We are not a very religious family (me least of all), but the navratri utsav is a tradition handed down through the generations and my parents carry the mantel with great pride and care. The preparations begin many days in advance – every nook and corner must be scrubbed clean, fresh curtains must be hung, the linen must be fresh, flowers must be arranged for the daily rituals and elaborate meals must be prepared everyday for this most important of all guests that comes but once a year.
It is this time of the year that makes me the most nostalgic. Oh how I long to drop everything else to be at home celebrating! How I miss the endless lists my mother makes – for menus and groceries and guests. How I miss the evening aarti – the full throated rendition of my most favourite hymn of all times, where everyone must sing the chorus even louder, so that even our neighbours will tell us the next day – we heard your evening aarti:
Udo Bola Udo Amba Bai Maaoolicha Ho
Udokare Garjati, Kaay Mahima Varnu Ticha Ho
(Hail the mother Amba Bai, Hail her as loudly as you can, for what words do we have to speak of Her greatness)
Oh and how can I not miss the food? Can you believe that in 10 days of feasting, not one item on the menu is repeated (That’s my mother for you, even though tradition doesn’t mandate it)?! Oh, there is one exception – Gharge, which must be made on the first and the last day. The funny thing about this dish is, it is never prepared at any other time of the year. But why, we always ask, and there never is a satisfactory answer. That’s just how it is, we are always told. What that translates into is – you won’t get any, unless you go home for the festival. (We did however convince mom to bend this rule the last time we visited India).
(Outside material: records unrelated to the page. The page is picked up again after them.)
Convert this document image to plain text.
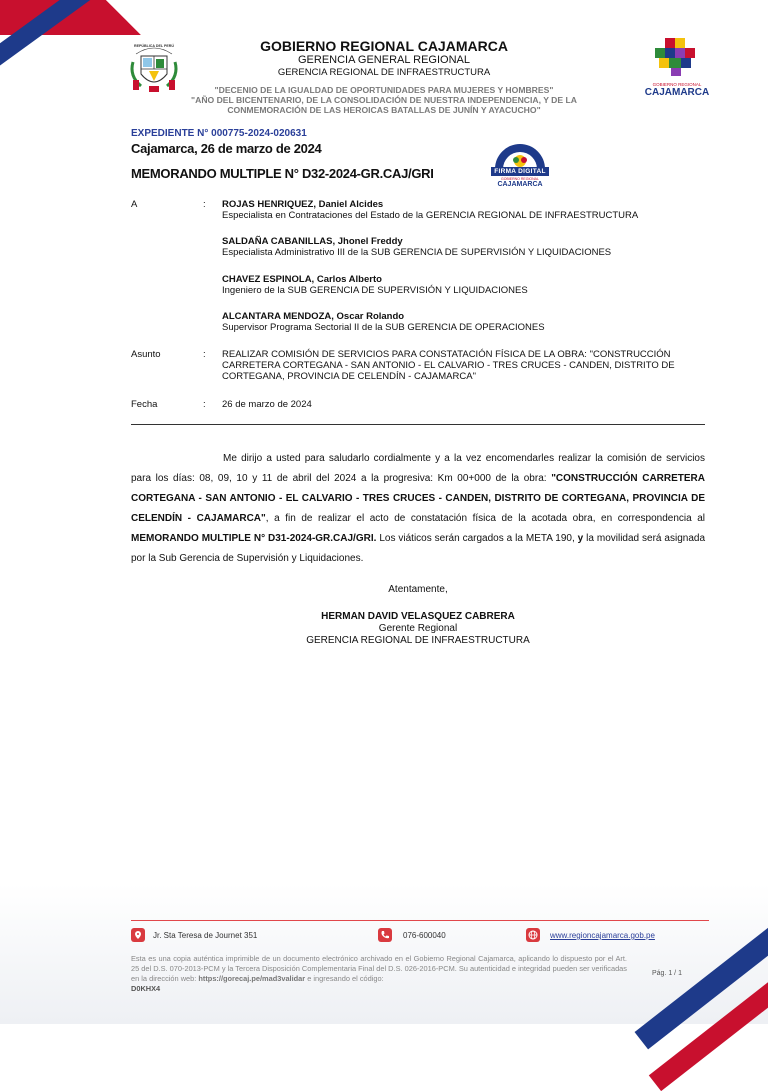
REPÚBLICA DEL PERÚ	GOBIERNO REGIONAL CAJAMARCA
GERENCIA GENERAL REGIONAL
GERENCIA REGIONAL DE INFRAESTRUCTURA
"DECENIO DE LA IGUALDAD DE OPORTUNIDADES PARA MUJERES Y HOMBRES"
"AÑO DEL BICENTENARIO, DE LA CONSOLIDACIÓN DE NUESTRA INDEPENDENCIA, Y DE LA
CONMEMORACIÓN DE LAS HEROICAS BATALLAS DE JUNÍN Y AYACUCHO"
GOBIERNO REGIONAL
CAJAMARCA
FIRMA DIGITAL
GOBIERNO REGIONAL
CAJAMARCA
EXPEDIENTE N° 000775-2024-020631
Cajamarca, 26 de marzo de 2024
MEMORANDO MULTIPLE N° D32-2024-GR.CAJ/GRI
A	: ROJAS HENRIQUEZ, Daniel Alcides
Especialista en Contrataciones del Estado de la GERENCIA REGIONAL DE INFRAESTRUCTURA
SALDAÑA CABANILLAS, Jhonel Freddy
Especialista Administrativo III de la SUB GERENCIA DE SUPERVISIÓN Y LIQUIDACIONES
CHAVEZ ESPINOLA, Carlos Alberto
Ingeniero de la SUB GERENCIA DE SUPERVISIÓN Y LIQUIDACIONES
ALCANTARA MENDOZA, Oscar Rolando
Supervisor Programa Sectorial II de la SUB GERENCIA DE OPERACIONES
Asunto	: REALIZAR COMISIÓN DE SERVICIOS PARA CONSTATACIÓN FÍSICA DE LA OBRA: "CONSTRUCCIÓN
CARRETERA CORTEGANA - SAN ANTONIO - EL CALVARIO - TRES CRUCES - CANDEN, DISTRITO DE
CORTEGANA, PROVINCIA DE CELENDÍN - CAJAMARCA"
Fecha	: 26 de marzo de 2024
Me dirijo a usted para saludarlo cordialmente y a la vez encomendarles realizar la comisión de servicios para los días: 08, 09, 10 y 11 de abril del 2024 a la progresiva: Km 00+000 de la obra: "CONSTRUCCIÓN CARRETERA CORTEGANA - SAN ANTONIO - EL CALVARIO - TRES CRUCES - CANDEN, DISTRITO DE CORTEGANA, PROVINCIA DE CELENDÍN - CAJAMARCA", a fin de realizar el acto de constatación física de la acotada obra, en correspondencia al MEMORANDO MULTIPLE N° D31-2024-GR.CAJ/GRI. Los viáticos serán cargados a la META 190, y la movilidad será asignada por la Sub Gerencia de Supervisión y Liquidaciones.
Atentamente,
HERMAN DAVID VELASQUEZ CABRERA
Gerente Regional
GERENCIA REGIONAL DE INFRAESTRUCTURA
Jr. Sta Teresa de Journet 351	076-600040	www.regioncajamarca.gob.pe
Esta es una copia auténtica imprimible de un documento electrónico archivado en el Gobierno Regional Cajamarca, aplicando lo dispuesto por el Art. 25 del D.S. 070-2013-PCM y la Tercera Disposición Complementaria Final del D.S. 026-2016-PCM. Su autenticidad e integridad pueden ser verificadas en la dirección web: https://gorecaj.pe/mad3validar e ingresando el código:
D0KHX4
Pág. 1 / 1
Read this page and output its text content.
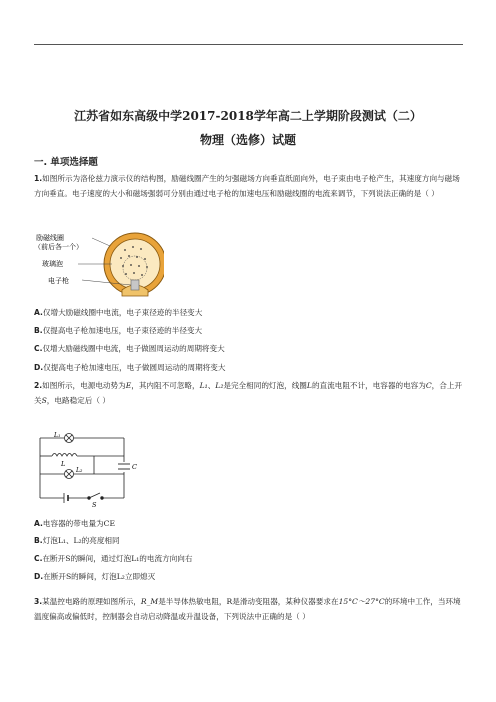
江苏省如东高级中学2017-2018学年高二上学期阶段测试（二）
物理（选修）试题
一. 单项选择题
1.如图所示为洛伦兹力演示仪的结构图，励磁线圈产生的匀强磁场方向垂直纸面向外，电子束由电子枪产生，其速度方向与磁场方向垂直。电子速度的大小和磁场强弱可分别由通过电子枪的加速电压和励磁线圈的电流来调节，下列说法正确的是（ ）
励磁线圈
（前后各一个）
玻璃泡
电子枪
A.仅增大励磁线圈中电流，电子束径迹的半径变大
B.仅提高电子枪加速电压，电子束径迹的半径变大
C.仅增大励磁线圈中电流，电子做圆周运动的周期将变大
D.仅提高电子枪加速电压，电子做圆周运动的周期将变大
2.如图所示，电源电动势为E，其内阻不可忽略，L₁、L₂是完全相同的灯泡，线圈L的直流电阻不计，电容器的电容为C，合上开关S，电路稳定后（ ）
L₁
L
L₂	C
S
A.电容器的带电量为CE
B.灯泡L₁、L₂的亮度相同
C.在断开S的瞬间，通过灯泡L₁的电流方向向右
D.在断开S的瞬间，灯泡L₂立即熄灭
3.某温控电路的原理如图所示，R_M是半导体热敏电阻，R是滑动变阻器，某种仪器要求在15°C～27°C的环境中工作，当环境温度偏高或偏低时，控制器会自动启动降温或升温设备，下列说法中正确的是（ ）
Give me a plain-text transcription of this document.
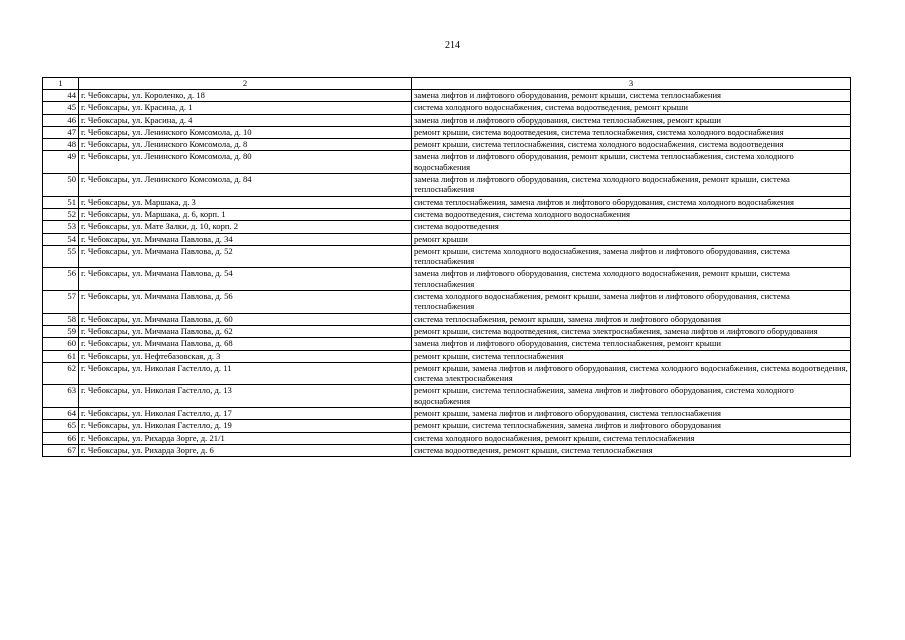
214
1	2	3
44	г. Чебоксары, ул. Короленко, д. 18	замена лифтов и лифтового оборудования, ремонт крыши, система теплоснабжения
45	г. Чебоксары, ул. Красина, д. 1	система холодного водоснабжения, система водоотведения, ремонт крыши
46	г. Чебоксары, ул. Красина, д. 4	замена лифтов и лифтового оборудования, система теплоснабжения, ремонт крыши
47	г. Чебоксары, ул. Ленинского Комсомола, д. 10	ремонт крыши, система водоотведения, система теплоснабжения, система холодного водоснабжения
48	г. Чебоксары, ул. Ленинского Комсомола, д. 8	ремонт крыши, система теплоснабжения, система холодного водоснабжения, система водоотведения
49	г. Чебоксары, ул. Ленинского Комсомола, д. 80	замена лифтов и лифтового оборудования, ремонт крыши, система теплоснабжения, система холодного водоснабжения
50	г. Чебоксары, ул. Ленинского Комсомола, д. 84	замена лифтов и лифтового оборудования, система холодного водоснабжения, ремонт крыши, система теплоснабжения
51	г. Чебоксары, ул. Маршака, д. 3	система теплоснабжения, замена лифтов и лифтового оборудования, система холодного водоснабжения
52	г. Чебоксары, ул. Маршака, д. 6, корп. 1	система водоотведения, система холодного водоснабжения
53	г. Чебоксары, ул. Мате Залки, д. 10, корп. 2	система водоотведения
54	г. Чебоксары, ул. Мичмана Павлова, д. 34	ремонт крыши
55	г. Чебоксары, ул. Мичмана Павлова, д. 52	ремонт крыши, система холодного водоснабжения, замена лифтов и лифтового оборудования, система теплоснабжения
56	г. Чебоксары, ул. Мичмана Павлова, д. 54	замена лифтов и лифтового оборудования, система холодного водоснабжения, ремонт крыши, система теплоснабжения
57	г. Чебоксары, ул. Мичмана Павлова, д. 56	система холодного водоснабжения, ремонт крыши, замена лифтов и лифтового оборудования, система теплоснабжения
58	г. Чебоксары, ул. Мичмана Павлова, д. 60	система теплоснабжения, ремонт крыши, замена лифтов и лифтового оборудования
59	г. Чебоксары, ул. Мичмана Павлова, д. 62	ремонт крыши, система водоотведения, система электроснабжения, замена лифтов и лифтового оборудования
60	г. Чебоксары, ул. Мичмана Павлова, д. 68	замена лифтов и лифтового оборудования, система теплоснабжения, ремонт крыши
61	г. Чебоксары, ул. Нефтебазовская, д. 3	ремонт крыши, система теплоснабжения
62	г. Чебоксары, ул. Николая Гастелло, д. 11	ремонт крыши, замена лифтов и лифтового оборудования, система холодного водоснабжения, система водоотведения, система электроснабжения
63	г. Чебоксары, ул. Николая Гастелло, д. 13	ремонт крыши, система теплоснабжения, замена лифтов и лифтового оборудования, система холодного водоснабжения
64	г. Чебоксары, ул. Николая Гастелло, д. 17	ремонт крыши, замена лифтов и лифтового оборудования, система теплоснабжения
65	г. Чебоксары, ул. Николая Гастелло, д. 19	ремонт крыши, система теплоснабжения, замена лифтов и лифтового оборудования
66	г. Чебоксары, ул. Рихарда Зорге, д. 21/1	система холодного водоснабжения, ремонт крыши, система теплоснабжения
67	г. Чебоксары, ул. Рихарда Зорге, д. 6	система водоотведения, ремонт крыши, система теплоснабжения
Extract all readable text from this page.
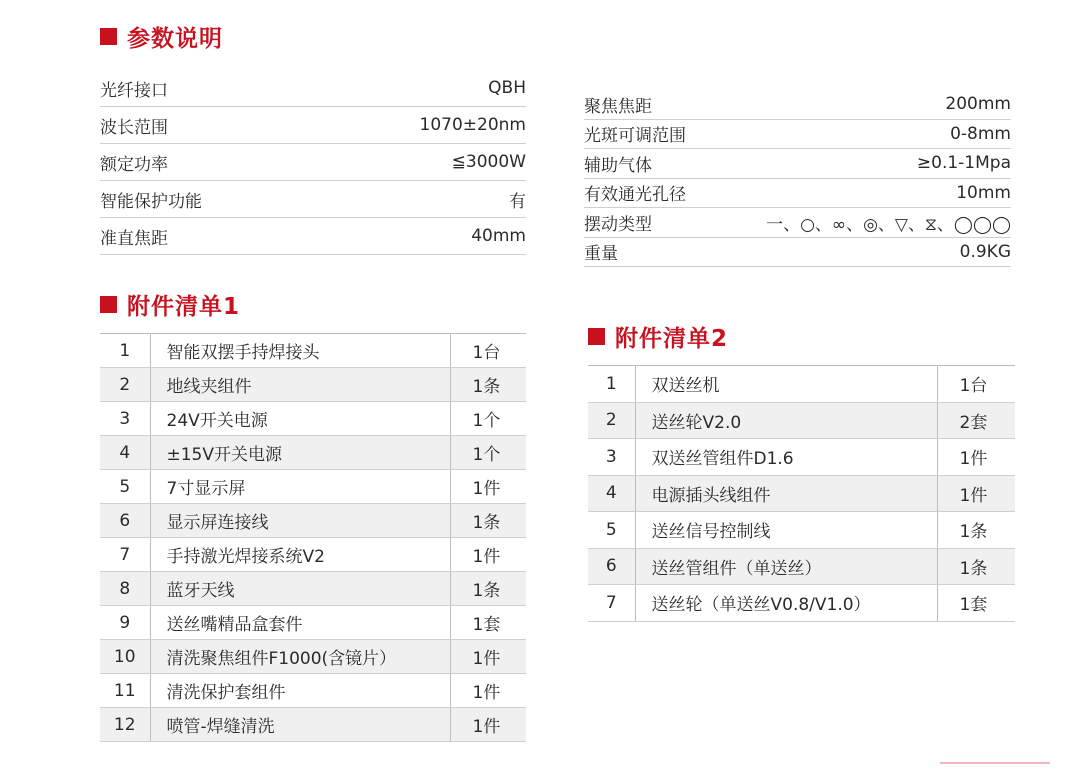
参数说明
光纤接口	QBH
波长范围	1070±20nm
额定功率	≦3000W
智能保护功能	有
准直焦距	40mm
聚焦焦距	200mm
光斑可调范围	0-8mm
辅助气体	≥0.1-1Mpa
有效通光孔径	10mm
摆动类型	一、○、∞、◎、▽、⧖、◯◯◯
重量	0.9KG
附件清单1
1	智能双摆手持焊接头	1台
2	地线夹组件	1条
3	24V开关电源	1个
4	±15V开关电源	1个
5	7寸显示屏	1件
6	显示屏连接线	1条
7	手持激光焊接系统V2	1件
8	蓝牙天线	1条
9	送丝嘴精品盒套件	1套
10	清洗聚焦组件F1000(含镜片）	1件
11	清洗保护套组件	1件
12	喷管-焊缝清洗	1件
附件清单2
1	双送丝机	1台
2	送丝轮V2.0	2套
3	双送丝管组件D1.6	1件
4	电源插头线组件	1件
5	送丝信号控制线	1条
6	送丝管组件（单送丝）	1条
7	送丝轮（单送丝V0.8/V1.0）	1套
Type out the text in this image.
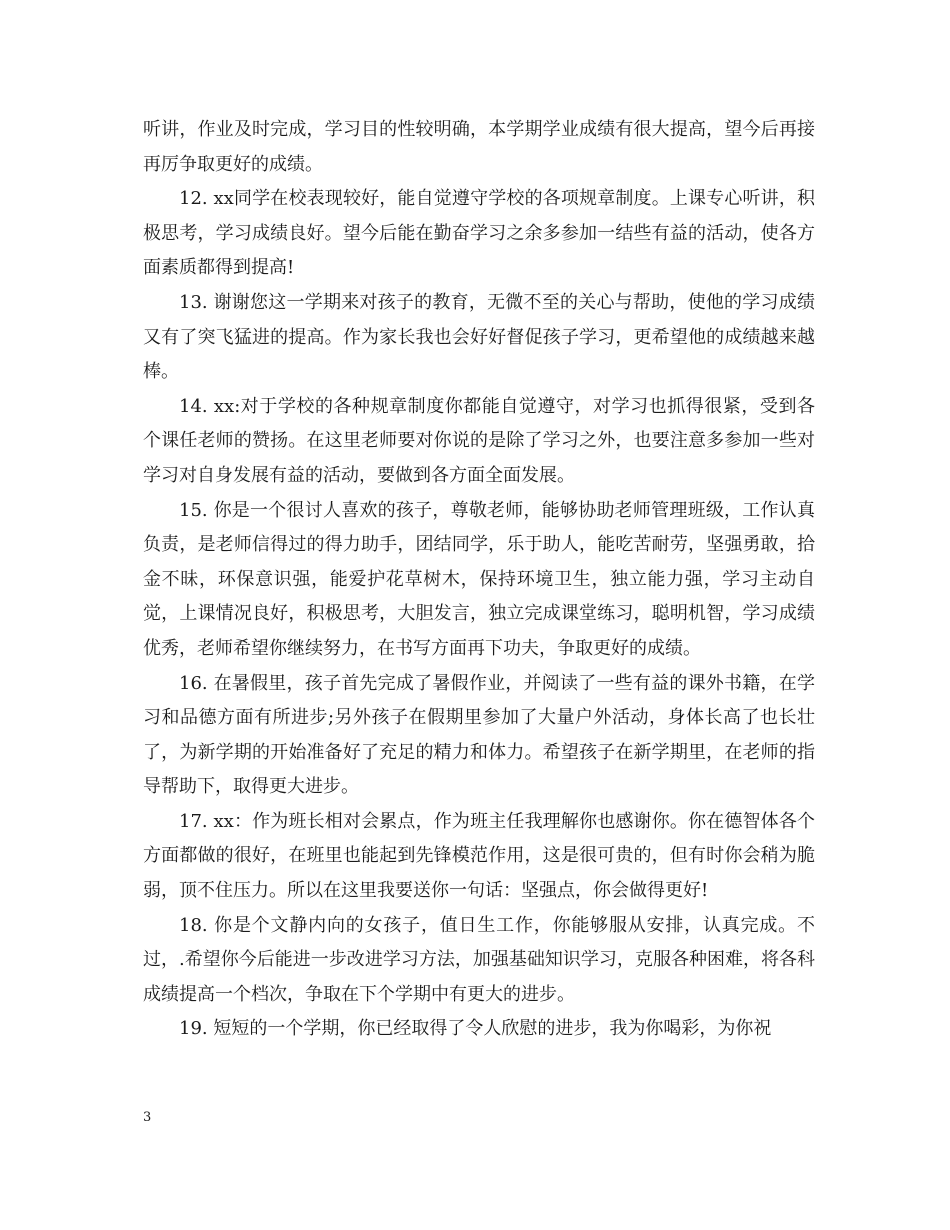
听讲，作业及时完成，学习目的性较明确，本学期学业成绩有很大提高，望今后再接再厉争取更好的成绩。

12. xx同学在校表现较好，能自觉遵守学校的各项规章制度。上课专心听讲，积极思考，学习成绩良好。望今后能在勤奋学习之余多参加一结些有益的活动，使各方面素质都得到提高!

13. 谢谢您这一学期来对孩子的教育，无微不至的关心与帮助，使他的学习成绩又有了突飞猛进的提高。作为家长我也会好好督促孩子学习，更希望他的成绩越来越棒。

14. xx:对于学校的各种规章制度你都能自觉遵守，对学习也抓得很紧，受到各个课任老师的赞扬。在这里老师要对你说的是除了学习之外，也要注意多参加一些对学习对自身发展有益的活动，要做到各方面全面发展。

15. 你是一个很讨人喜欢的孩子，尊敬老师，能够协助老师管理班级，工作认真负责，是老师信得过的得力助手，团结同学，乐于助人，能吃苦耐劳，坚强勇敢，拾金不昧，环保意识强，能爱护花草树木，保持环境卫生，独立能力强，学习主动自觉，上课情况良好，积极思考，大胆发言，独立完成课堂练习，聪明机智，学习成绩优秀，老师希望你继续努力，在书写方面再下功夫，争取更好的成绩。

16. 在暑假里，孩子首先完成了暑假作业，并阅读了一些有益的课外书籍，在学习和品德方面有所进步;另外孩子在假期里参加了大量户外活动，身体长高了也长壮了，为新学期的开始准备好了充足的精力和体力。希望孩子在新学期里，在老师的指导帮助下，取得更大进步。

17. xx：作为班长相对会累点，作为班主任我理解你也感谢你。你在德智体各个方面都做的很好，在班里也能起到先锋模范作用，这是很可贵的，但有时你会稍为脆弱，顶不住压力。所以在这里我要送你一句话：坚强点，你会做得更好!

18. 你是个文静内向的女孩子，值日生工作，你能够服从安排，认真完成。不过，.希望你今后能进一步改进学习方法，加强基础知识学习，克服各种困难，将各科成绩提高一个档次，争取在下个学期中有更大的进步。

19. 短短的一个学期，你已经取得了令人欣慰的进步，我为你喝彩，为你祝

3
So the Gharge are synonymous with Navratri in my mind, and this year I decided to have a crack at them. They are my kind of sweet – not too sweet, just right to have more than one at a time. The recipe is deceptively simple, but many things can go wrong, so when you try to make them, be sure to read the notes below for the pitfalls to watch out for.
Makes : 10
Prep Time : 1 Hour
WHAT YOU NEED
1 cup Dalia / Cracked Wheat (fine)
Gud / Jaggery – equal weight as the dalia
2 cups water plus more if needed
Oil to deep fry
Ghee to grease
WHAT YOU DO
- Measure out the dalia and then weigh it. Take an equal amount of jaggery by weight. Using a mortar and pestle, crush it so that no large pieces remain. In a mixing bowl, mix the water and jaggery and stir until fully dissolved.
- In a thick bottomed pot, heat the jaggery solution until it is about to break into a boil and then add the dalia, slowly, stirring continuously so that no lumps are formed.
- Cover and let cook until all the water is absorbed, stirring once or twice to ensure it doesn’t stick to the bottom. Check if the dalia is cooked, and if needed, add more hot water, until the dalia is fully cooked.
- Remove from heat and let cool. Once the dalia is cool enough to handle comfortably, remove it into a bowl greased with ghee.
- Apply ghee to your hands, and knead the dalia well, until pliant.
- Heat oil in a deep pan for frying. Make lemon sized balls of the dalia dough and flatten between your palms, making sure there are no cracks. Deep fry until a lovely caramel-brown colour is achieved.
- Cool to room temperature and serve.
It is necessary to take a flat bottomed pot to cook the dalia, or it is certain to stick to the bottom. As an added measure, I always place the pot on a tava / flat griddle.
The amount of water required depends on the size of the dalia grain, so always keep extra hot water at hand.
Kneading well is the trick to make sure the gharge don’t develop cracks and break apart during frying, so make sure to knead well for a few minutes. No shortcuts! Another thing to keep in mind is to make sure the oil is nice and hot so that the outer layer gets sealed quickly or the gharge might still fall apart!